É preciso considerar que nessa estante existem portas entreabertas 
onde alguns olhos já espiaram 
e descobriram parte da alegria que obtivemos vivendo bem, 
felizes, sorrindo, cantarolando, dançando, 
livres "em tese" para ir e vir, 
para tomar decisões e arcar com as consequências que elas inevitavelmente trariam...

E ainda e mais que tudo, 
é importante ressaltar que “a maioria das estantes humanas” 
têm gavetas bem fechadas, 
com chave e segredo onde somente os eleitos têm acesso 
e entrada franca...

E uma dessas gavetas da minha vida se abriu uns dias atrás, 
como se tivesse sido arrombada por um imenso temporal 
de pensamentos que destelhou, 
arrasou, 
entortou as bases 
e retorceu minha consciência 
e a convicção de que eu cresci 
e deixei para trás as esquisitices, 
as pilhações da juventude... 
Esse furacão foi denominado por alguns cientistas e estudiosos como AVC...

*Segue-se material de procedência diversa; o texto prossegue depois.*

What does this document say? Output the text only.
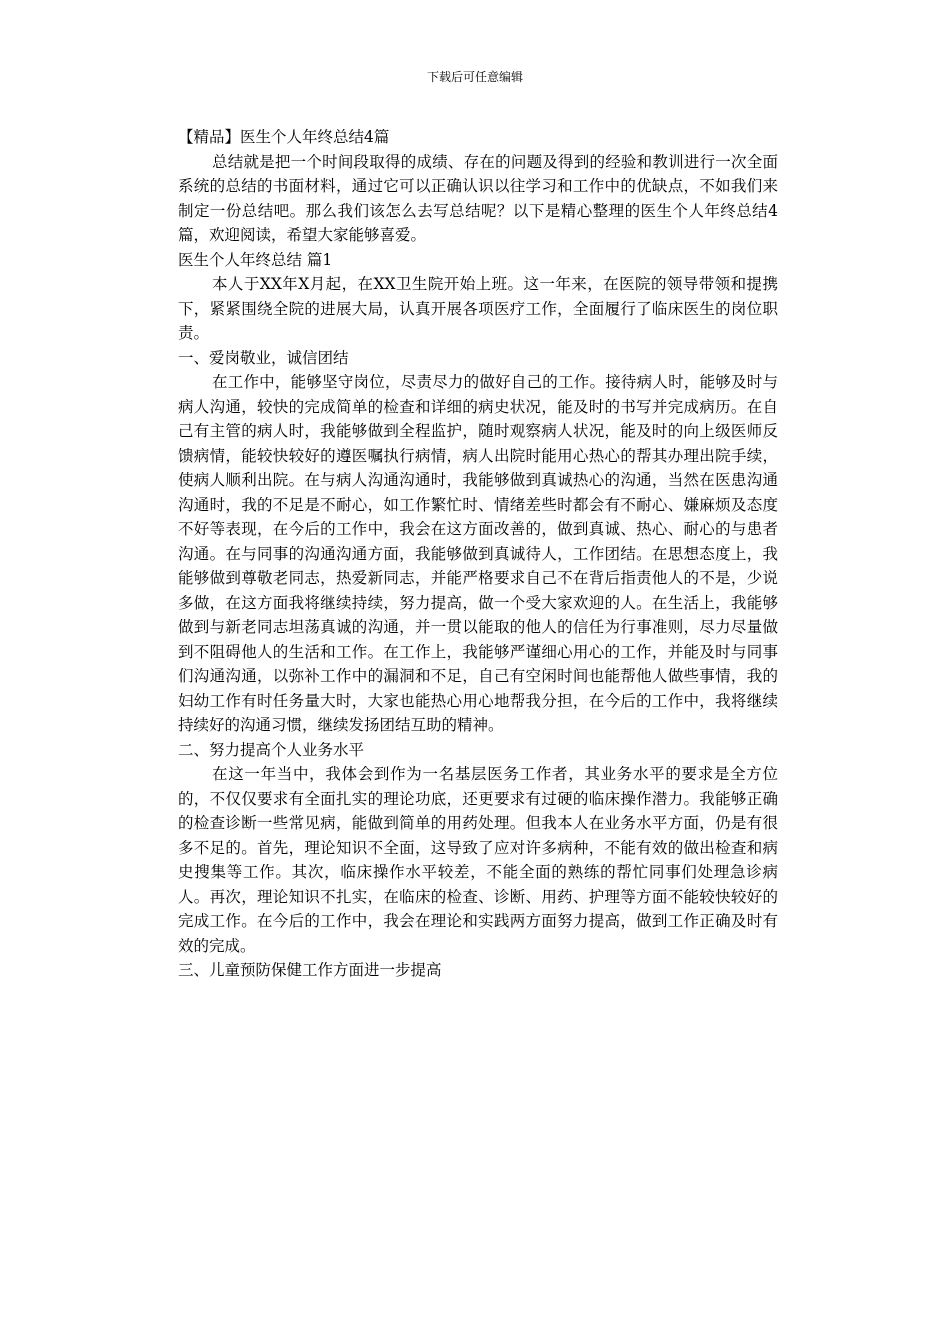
下载后可任意编辑

【精品】医生个人年终总结4篇

总结就是把一个时间段取得的成绩、存在的问题及得到的经验和教训进行一次全面系统的总结的书面材料，通过它可以正确认识以往学习和工作中的优缺点，不如我们来制定一份总结吧。那么我们该怎么去写总结呢？以下是精心整理的医生个人年终总结4篇，欢迎阅读，希望大家能够喜爱。

医生个人年终总结 篇1

本人于XX年X月起，在XX卫生院开始上班。这一年来，在医院的领导带领和提携下，紧紧围绕全院的进展大局，认真开展各项医疗工作，全面履行了临床医生的岗位职责。

一、爱岗敬业，诚信团结

在工作中，能够坚守岗位，尽责尽力的做好自己的工作。接待病人时，能够及时与病人沟通，较快的完成简单的检查和详细的病史状况，能及时的书写并完成病历。在自己有主管的病人时，我能够做到全程监护，随时观察病人状况，能及时的向上级医师反馈病情，能较快较好的遵医嘱执行病情，病人出院时能用心热心的帮其办理出院手续，使病人顺利出院。在与病人沟通沟通时，我能够做到真诚热心的沟通，当然在医患沟通沟通时，我的不足是不耐心，如工作繁忙时、情绪差些时都会有不耐心、嫌麻烦及态度不好等表现，在今后的工作中，我会在这方面改善的，做到真诚、热心、耐心的与患者沟通。在与同事的沟通沟通方面，我能够做到真诚待人，工作团结。在思想态度上，我能够做到尊敬老同志，热爱新同志，并能严格要求自己不在背后指责他人的不是，少说多做，在这方面我将继续持续，努力提高，做一个受大家欢迎的人。在生活上，我能够做到与新老同志坦荡真诚的沟通，并一贯以能取的他人的信任为行事准则，尽力尽量做到不阻碍他人的生活和工作。在工作上，我能够严谨细心用心的工作，并能及时与同事们沟通沟通，以弥补工作中的漏洞和不足，自己有空闲时间也能帮他人做些事情，我的妇幼工作有时任务量大时，大家也能热心用心地帮我分担，在今后的工作中，我将继续持续好的沟通习惯，继续发扬团结互助的精神。

二、努力提高个人业务水平

在这一年当中，我体会到作为一名基层医务工作者，其业务水平的要求是全方位的，不仅仅要求有全面扎实的理论功底，还更要求有过硬的临床操作潜力。我能够正确的检查诊断一些常见病，能做到简单的用药处理。但我本人在业务水平方面，仍是有很多不足的。首先，理论知识不全面，这导致了应对许多病种，不能有效的做出检查和病史搜集等工作。其次，临床操作水平较差，不能全面的熟练的帮忙同事们处理急诊病人。再次，理论知识不扎实，在临床的检查、诊断、用药、护理等方面不能较快较好的完成工作。在今后的工作中，我会在理论和实践两方面努力提高，做到工作正确及时有效的完成。

三、儿童预防保健工作方面进一步提高
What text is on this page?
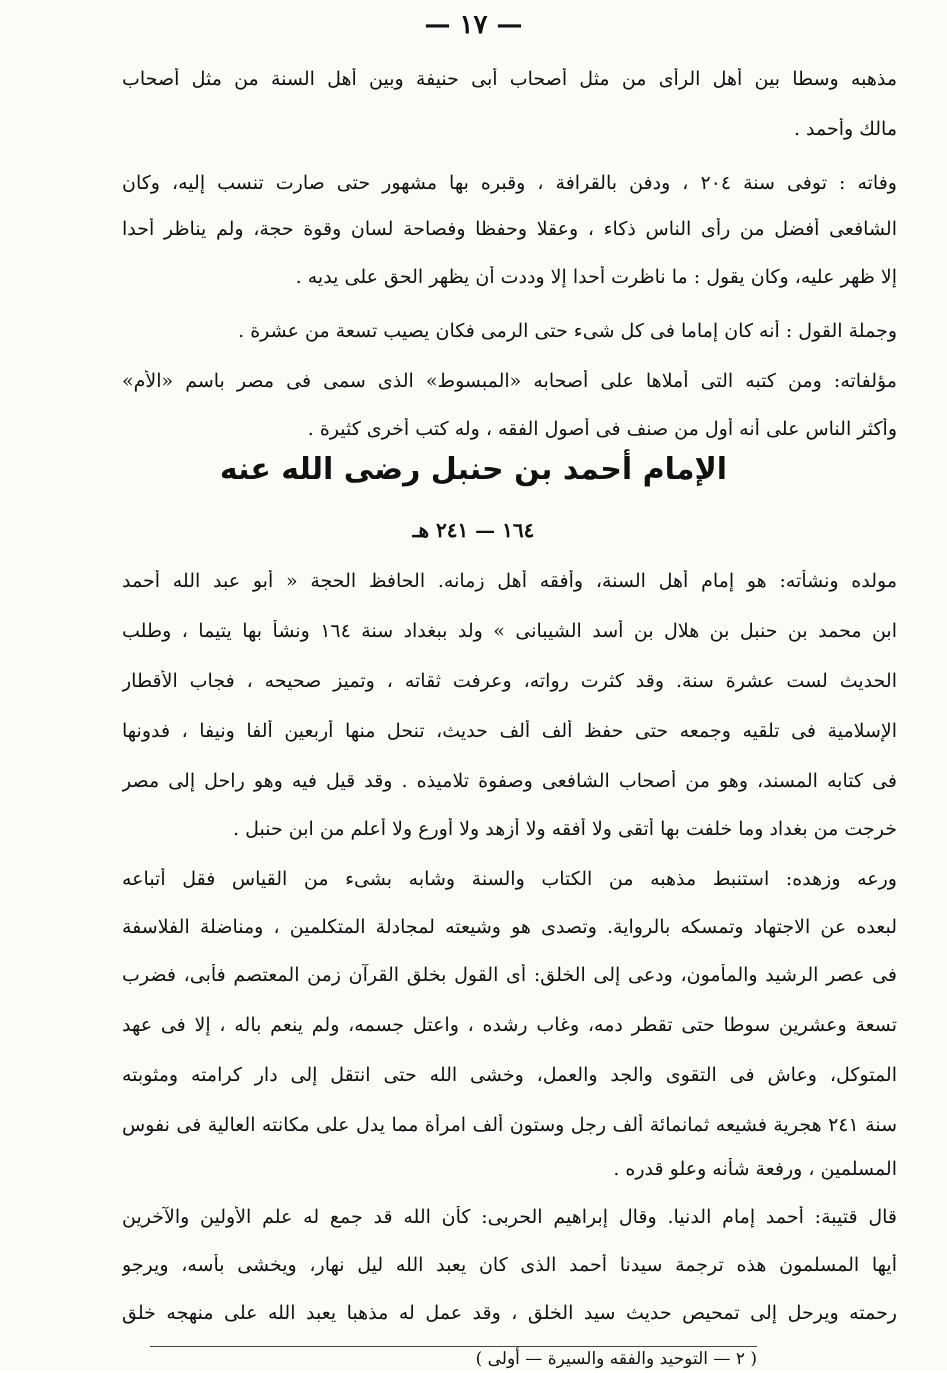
— ١٧ —
مذهبه وسطا بين أهل الرأى من مثل أصحاب أبى حنيفة وبين أهل السنة من مثل أصحاب
مالك وأحمد .
وفاته : توفى سنة ٢٠٤ ، ودفن بالقرافة ، وقبره بها مشهور حتى صارت تنسب إليه، وكان
الشافعى أفضل من رأى الناس ذكاء ، وعقلا وحفظا وفصاحة لسان وقوة حجة، ولم يناظر أحدا
إلا ظهر عليه، وكان يقول : ما ناظرت أحدا إلا وددت أن يظهر الحق على يديه .
وجملة القول : أنه كان إماما فى كل شىء حتى الرمى فكان يصيب تسعة من عشرة .
مؤلفاته: ومن كتبه التى أملاها على أصحابه «المبسوط» الذى سمى فى مصر باسم «الأم»
وأكثر الناس على أنه أول من صنف فى أصول الفقه ، وله كتب أخرى كثيرة .
الإمام أحمد بن حنبل رضى الله عنه
١٦٤ — ٢٤١ هـ
مولده ونشأته: هو إمام أهل السنة، وأفقه أهل زمانه. الحافظ الحجة « أبو عبد الله أحمد
ابن محمد بن حنبل بن هلال بن أسد الشيبانى » ولد ببغداد سنة ١٦٤ ونشأ بها يتيما ، وطلب
الحديث لست عشرة سنة. وقد كثرت رواته، وعرفت ثقاته ، وتميز صحيحه ، فجاب الأقطار
الإسلامية فى تلقيه وجمعه حتى حفظ ألف ألف حديث، تنحل منها أربعين ألفا ونيفا ، فدونها
فى كتابه المسند، وهو من أصحاب الشافعى وصفوة تلاميذه . وقد قيل فيه وهو راحل إلى مصر
خرجت من بغداد وما خلفت بها أتقى ولا أفقه ولا أزهد ولا أورع ولا أعلم من ابن حنبل .
ورعه وزهده: استنبط مذهبه من الكتاب والسنة وشابه بشىء من القياس فقل أتباعه
لبعده عن الاجتهاد وتمسكه بالرواية. وتصدى هو وشيعته لمجادلة المتكلمين ، ومناضلة الفلاسفة
فى عصر الرشيد والمأمون، ودعى إلى الخلق: أى القول بخلق القرآن زمن المعتصم فأبى، فضرب
تسعة وعشرين سوطا حتى تقطر دمه، وغاب رشده ، واعتل جسمه، ولم ينعم باله ، إلا فى عهد
المتوكل، وعاش فى التقوى والجد والعمل، وخشى الله حتى انتقل إلى دار كرامته ومثوبته
سنة ٢٤١ هجرية فشيعه ثمانمائة ألف رجل وستون ألف امرأة مما يدل على مكانته العالية فى نفوس
المسلمين ، ورفعة شأنه وعلو قدره .
قال قتيبة: أحمد إمام الدنيا. وقال إبراهيم الحربى: كأن الله قد جمع له علم الأولين والآخرين
أيها المسلمون هذه ترجمة سيدنا أحمد الذى كان يعبد الله ليل نهار، ويخشى بأسه، ويرجو
رحمته ويرحل إلى تمحيص حديث سيد الخلق ، وقد عمل له مذهبا يعبد الله على منهجه خلق
( ٢ — التوحيد والفقه والسيرة — أولى )
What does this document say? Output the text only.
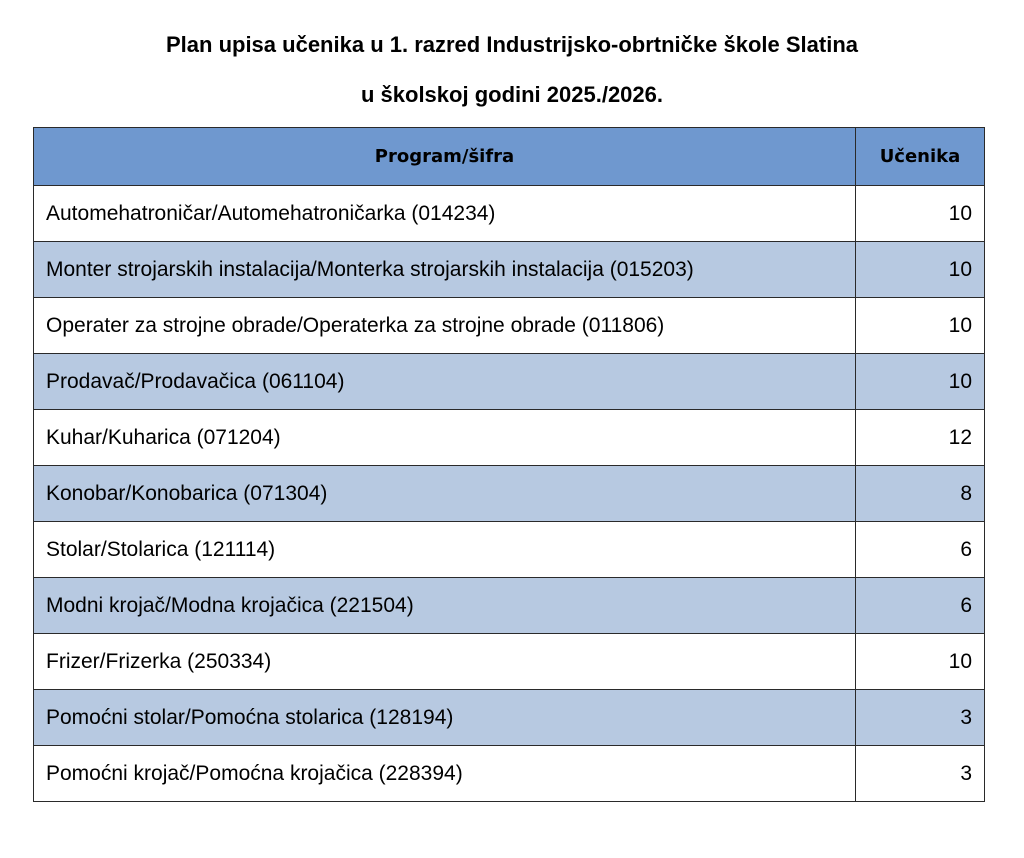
Plan upisa učenika u 1. razred Industrijsko-obrtničke škole Slatina
u školskoj godini 2025./2026.
Program/šifra	Učenika
Automehatroničar/Automehatroničarka (014234)	10
Monter strojarskih instalacija/Monterka strojarskih instalacija (015203)	10
Operater za strojne obrade/Operaterka za strojne obrade (011806)	10
Prodavač/Prodavačica (061104)	10
Kuhar/Kuharica (071204)	12
Konobar/Konobarica (071304)	8
Stolar/Stolarica (121114)	6
Modni krojač/Modna krojačica (221504)	6
Frizer/Frizerka (250334)	10
Pomoćni stolar/Pomoćna stolarica (128194)	3
Pomoćni krojač/Pomoćna krojačica (228394)	3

E a solidão encheu minha taça e transbordou... 
Um amigo estava doente... 
E não era um amigo comum... 
Era ele o dono de uma gaveta inteira, 
o senhor de tantas lembranças, 
um dos mestres na arte de arrumar confusão 
e festejar a vida...

E então... 
E o tempo voltou para trás...
Era tudo juventude, eram risos incontroláveis...
Eram almas indomáveis mesmo...
Era tudo alegria... 
Festa... 
Animação...
 “Todos” vivos... 

VIVOS...

Completamente embriagados por seus pensamentos loucos...
Eu não tenho nem idéia, 
eu nem me lembro como foi que a gente se encontrou, 
eu acho que uma amiga minha conheceu um amigo, 
e cada um deles tinha uma turma 
e um dia não sei o porquê essas duas “turmas” se encontraram 
e tudo começou...

E ali a amizade imperou magistral...
Aquela inclinação mútua pela brincadeira de viver...
Ser feliz num fusca sem banco, sem chave...
Num carrão luxuoso ou numa moto potente e veloz...
Ser feliz tendo dinheiro para um bom restaurante,
Ou sem dinheiro, ir à cabana comer risoto e jogar conversa fora...
Dormir amontoado em pleno inverno, sem televisão...
A distração era o olhar de cada um...
As piadas de nós mesmos...

O domingo 
a tarde se aproximava 
e todo mundo já tinha esquematizado como é que seria, 
com quem ia, 
quem trazia pra casa, 
onde a festa...

AH, que mentira!

Eu vou ter que chamar a minha atenção!
A gente nunca planejou nada... 
Fazíamos o que dava na cabeça...

Vou contar realmente como aconteceu, 
aí quem sabe numa dessas, 
você conheça o lugar ou as personagens da história, 
então terá liberdade para nos perguntar os detalhes 
e enriquecer as lembranças...

Quando nossa galera se encontrou, 
“os deuses do Olímpo fizeram uma reunião de emergência... 
ISSO JAMAIS DEVERIA TER ACONTECIDO!”

Tanto que o projeto era nos mandar pro mesmo planeta, 
porém nos separar de tal forma que nunca iríamos nos reconhecer...

ZEUS decretou:

Esse será um peixe, pois gosta de estar “molhado” sempre...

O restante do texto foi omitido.